I've always harbored the fantasy of working as a private detective. I love the idea of interviewing people and fitting the pieces of a psychological puzzle together. Conducting radio interviews was my favorite task as curator for the Jack Straw Writers Program. Jack Straw invites one curator to lead a team of a dozen writers for a year. Writers learn how to give readings, create community, and at the end of the year celebrate with an anthology and a reading series around the city. Jack Straw applications are being accepted now!
So when the Seattle Review of Books asked me to write an article about the controversial requirements of the Washington Book Awards (authors born in the state are eligible even if they no longer live in the state. Authors who live in the state must have lived here for three years.) This year, three of the five poets nominated live out of state and have for several years --- if not since birth.
I loved writing this piece but what I learned in the process is that journalism (unless its interviewing poets on their work) is not for me. While I received an enormous amount of support and thanks from many people who had felt hurt and helpless in the light of this year's announcement of nominees (no winner announced until October 8th) I also received some pointed backlash. Who knew people in the literary community could be so mean?
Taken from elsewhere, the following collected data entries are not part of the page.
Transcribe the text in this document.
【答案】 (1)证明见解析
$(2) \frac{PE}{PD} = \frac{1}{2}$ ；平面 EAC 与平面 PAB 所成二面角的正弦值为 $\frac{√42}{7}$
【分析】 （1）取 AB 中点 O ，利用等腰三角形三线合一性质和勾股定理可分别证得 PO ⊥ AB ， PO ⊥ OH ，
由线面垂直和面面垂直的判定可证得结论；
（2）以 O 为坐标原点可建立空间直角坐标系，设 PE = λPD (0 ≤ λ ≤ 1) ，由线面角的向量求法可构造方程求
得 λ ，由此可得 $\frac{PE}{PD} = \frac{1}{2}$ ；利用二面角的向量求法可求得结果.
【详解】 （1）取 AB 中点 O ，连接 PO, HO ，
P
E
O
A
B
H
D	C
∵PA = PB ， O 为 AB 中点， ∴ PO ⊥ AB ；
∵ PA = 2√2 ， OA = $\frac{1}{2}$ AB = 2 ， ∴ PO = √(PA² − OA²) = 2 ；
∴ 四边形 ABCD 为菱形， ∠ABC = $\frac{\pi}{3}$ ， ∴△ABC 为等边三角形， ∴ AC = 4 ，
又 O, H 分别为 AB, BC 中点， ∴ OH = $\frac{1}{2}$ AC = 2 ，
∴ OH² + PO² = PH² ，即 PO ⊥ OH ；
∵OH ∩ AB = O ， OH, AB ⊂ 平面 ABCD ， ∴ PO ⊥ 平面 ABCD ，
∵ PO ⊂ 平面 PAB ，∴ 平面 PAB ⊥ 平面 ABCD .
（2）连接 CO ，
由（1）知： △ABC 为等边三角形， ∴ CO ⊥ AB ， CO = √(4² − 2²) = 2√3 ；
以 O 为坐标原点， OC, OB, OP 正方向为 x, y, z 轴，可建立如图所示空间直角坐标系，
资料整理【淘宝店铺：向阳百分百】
The Seattle Review of Books asked me to write about this birth right rule and my hope is that by pointing out the injustice implicit in how we choose nominees, there might be a reexamining of such requirements in the future. Since the Washington Book Awards began nearly 50 years ago as the Governor's Awards, I suspect there was a clear bias towards Washington natives, a subtle (or not so subtle) way to keep newcomers at a disadvantage.
We aren't wearing the same fashions as 50 years ago nor do we live in the same way (think no home computers, no cell phones, no same sex marriage, no American Disabilities Act) so why not review the rules surrounding eligibility for this important prize?
If you care about this issue please consider writing a brief email to the Seattle Library Foundation.
Emails can be found at the end of the page.
Here is the opening to my article:
Why does Carl Phillips need the Washington State Book Award?
The truth is, he doesn’t. In fact, Carl Phillips is confused about the controversy his nomination is causing among Washington state poets. When I spoke with Phillips this morning he mentioned his total surprise and delight when informed by his publisher that his book Renaissance was nominated for this year’s Washington State Book Award. He went on to say that the book was submitted by his publisher, Farrar, Strauss & Giroux. “It wouldn’t have occurred to me,” to send the book, he said, and followed up with how honored he felt. And why would Carl Phillips believe he was eligible? Phillips left the state a little less than a year after his birth and has returned exactly twice – once for the recent AWP in Seattle and once to board a cruise ship. He doesn’t think he will be able to attend the October 8th award ceremonies.
The real problem is not his nomination — Phillips is a lovely man and an extraordinarily gifted lyric poet, he deserves many awards. But for this year’s Washington State Book Award in Poetry, three out of the five finalists do not live in Washington State. They are residents of Missouri, Tennessee, and Utah.